Wow! It's the middle of December already! I am unusually busy this year, with a great mix of projects. I just got back from painting this mural in a clinic in St. Cloud, Minnesota. It is in their new Meditation Room. The staff got to choose from several samples, and many of them checked in to see it while it was underway. I am often asked if it bothers me to be watched or interrupted, to which I reply, "If I wanted to work all by myself, I could stay home in my studio and make gallery art."




The truth of it, is that I like to take some of the mystique out of the artistic process. People say I am so talented, and if art talent is a genetic thing, then I come from a good gene pool, but painting is something I didn't really do until I was a twenty-something sign painter. I learned a lot of drawing and calligraphy skills from my high school art teacher, but only did a few paintings, and mostly in poster style. He never saw a talent for landscape painting in me, and it wasn't until I needed to do illustrations on signs that I began to teach myself to paint. The point is, I don't think painting is as much an inborn talent, as it is a skill developed through practice, based on good drawing skills, which I know can be taught.

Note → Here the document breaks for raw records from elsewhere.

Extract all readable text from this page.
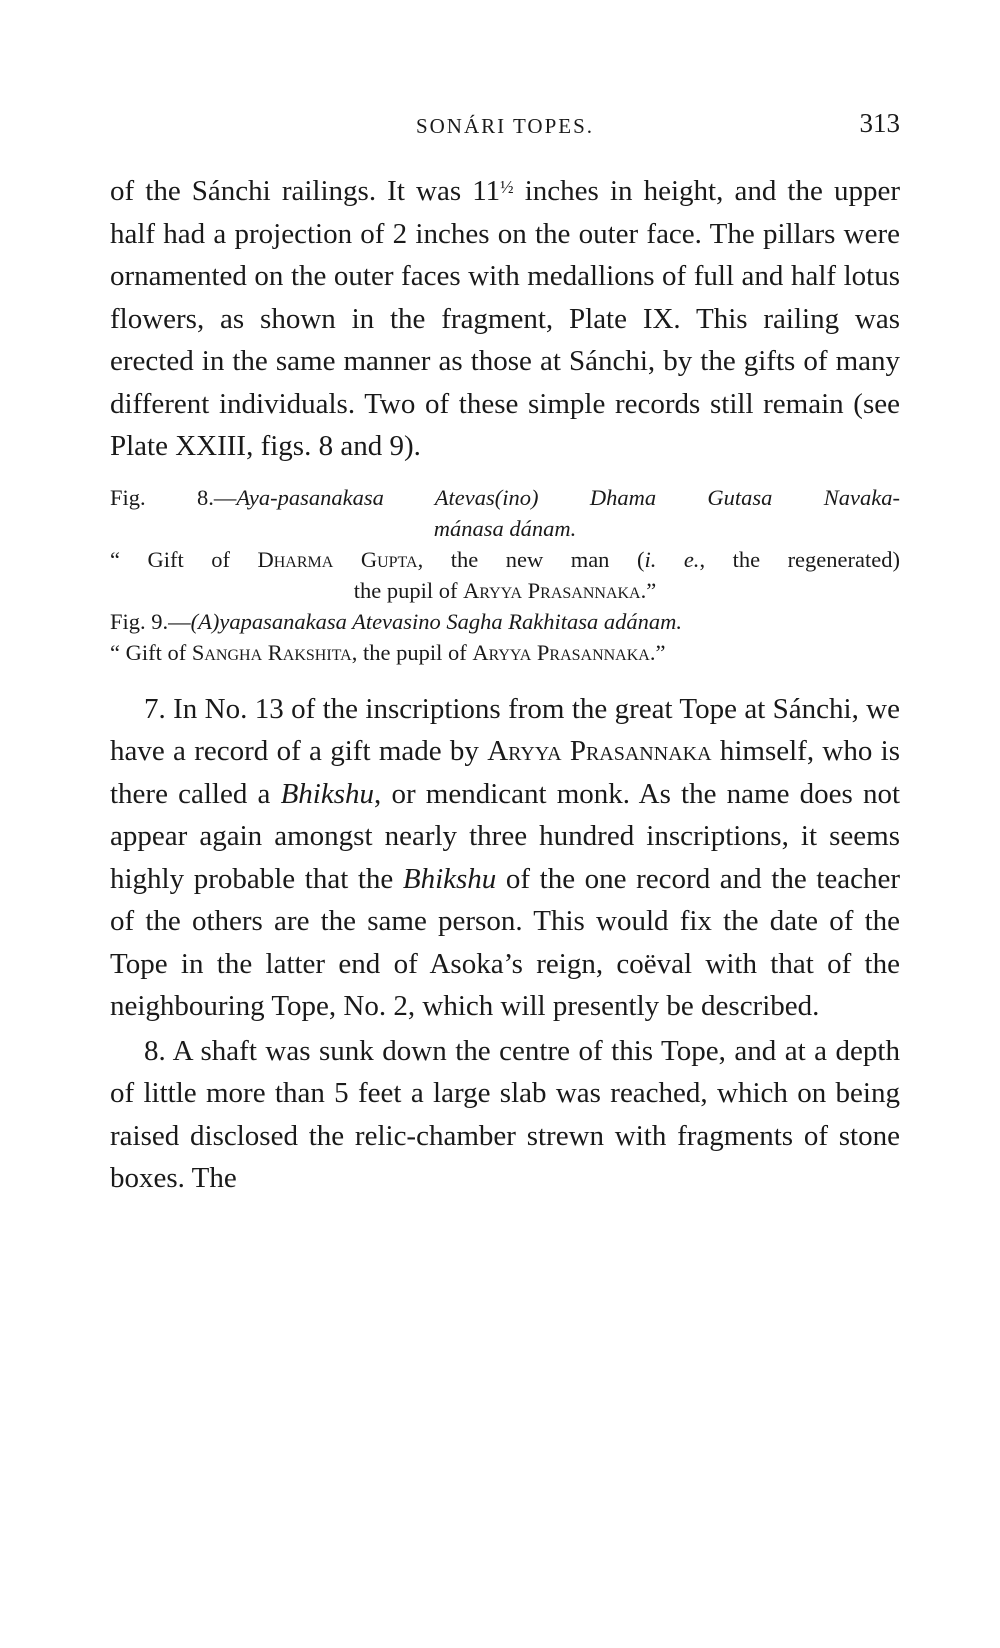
SONÁRI TOPES.	313

of the Sánchi railings. It was $11^{\frac{1}{2}}$ inches in height, and the upper half had a projection of 2 inches on the outer face. The pillars were ornamented on the outer faces with medallions of full and half lotus flowers, as shown in the fragment, Plate IX. This railing was erected in the same manner as those at Sánchi, by the gifts of many different individuals. Two of these simple records still remain (see Plate XXIII, figs. 8 and 9).

Fig. 8.—Aya-pasanakasa Atevas(ino) Dhama Gutasa Navaka-

mánasa dánam.

“ Gift of Dharma Gupta, the new man (i. e., the regenerated)

the pupil of Aryya Prasannaka.”

Fig. 9.—(A)yapasanakasa Atevasino Sagha Rakhitasa adánam.

“ Gift of Sangha Rakshita, the pupil of Aryya Prasannaka.”

7. In No. 13 of the inscriptions from the great Tope at Sánchi, we have a record of a gift made by Aryya Prasannaka himself, who is there called a Bhikshu, or mendicant monk. As the name does not appear again amongst nearly three hundred inscriptions, it seems highly probable that the Bhikshu of the one record and the teacher of the others are the same person. This would fix the date of the Tope in the latter end of Asoka’s reign, coëval with that of the neighbouring Tope, No. 2, which will presently be described.

8. A shaft was sunk down the centre of this Tope, and at a depth of little more than 5 feet a large slab was reached, which on being raised disclosed the relic-chamber strewn with fragments of stone boxes. The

Pick up a copy of Betty Edwards' book, Drawing on the Right Side of the Brain, and do the lessons. Ten to thirty minutes each day, and you will find that drawing is simply learning to see things as they truly appear (do not even mention your lack of stick-figure ability, unless you are wanting to learn to draw stick figures.) I have learned from this book, and taught from it, so I know it works. Once you learn to draw, painting is a matter of experimentation. If you don't know where to start experimenting, Bob Ross, though gone from this world, is still available on video through art, craft and book stores. His techniques, combined with seeing skills will make anyone successful.

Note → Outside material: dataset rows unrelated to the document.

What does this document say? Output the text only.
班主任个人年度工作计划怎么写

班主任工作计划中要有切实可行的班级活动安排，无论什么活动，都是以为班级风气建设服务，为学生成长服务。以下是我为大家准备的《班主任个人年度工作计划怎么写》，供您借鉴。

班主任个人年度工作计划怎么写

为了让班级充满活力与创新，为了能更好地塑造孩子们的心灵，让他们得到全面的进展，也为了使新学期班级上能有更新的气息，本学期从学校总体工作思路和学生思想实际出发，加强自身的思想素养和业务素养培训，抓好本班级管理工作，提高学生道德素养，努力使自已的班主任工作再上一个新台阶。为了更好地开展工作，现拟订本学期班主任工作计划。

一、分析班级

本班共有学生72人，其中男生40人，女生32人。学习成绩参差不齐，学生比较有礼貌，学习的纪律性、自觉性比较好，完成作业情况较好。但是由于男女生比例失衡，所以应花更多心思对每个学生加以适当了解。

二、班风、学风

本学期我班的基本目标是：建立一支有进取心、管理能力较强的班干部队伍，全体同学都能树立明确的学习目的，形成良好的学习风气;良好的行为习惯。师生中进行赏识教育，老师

If you think you aren't creative, or don't have time to be, there's even a book for that. Pick up a copy of The Artist's Way, by Julia Cameron, and see what's really behind many a functioning artists "talent". There was a time in my life when my only creative outlets were a job in advertising, and the clothes and make-up I wore to that job. I was cute and I was successful, but I wasn't really creatively fulfilled. I first did the twelve weeks of Artist's Way in '92, and have used the techniques, mostly a lot of list-making and time-finding skills, continually since then. I am doing the full course for the third time right now, but with a group, this time. It's a great tool for self-discovery, and intended for anyone who wants a more creative life, not just "Capital A" artists.




Maybe you could put these on your wish-list for Christmas this year, and then as a New Year's resolution, you could resolve to give them a chance. Do the Artist's Way, first, and you will find that it will create time for you to do all the important things, including those creative things that you keep putting on the back burner. This is Someday. Wow. Isn't this some day?! Make it joyful!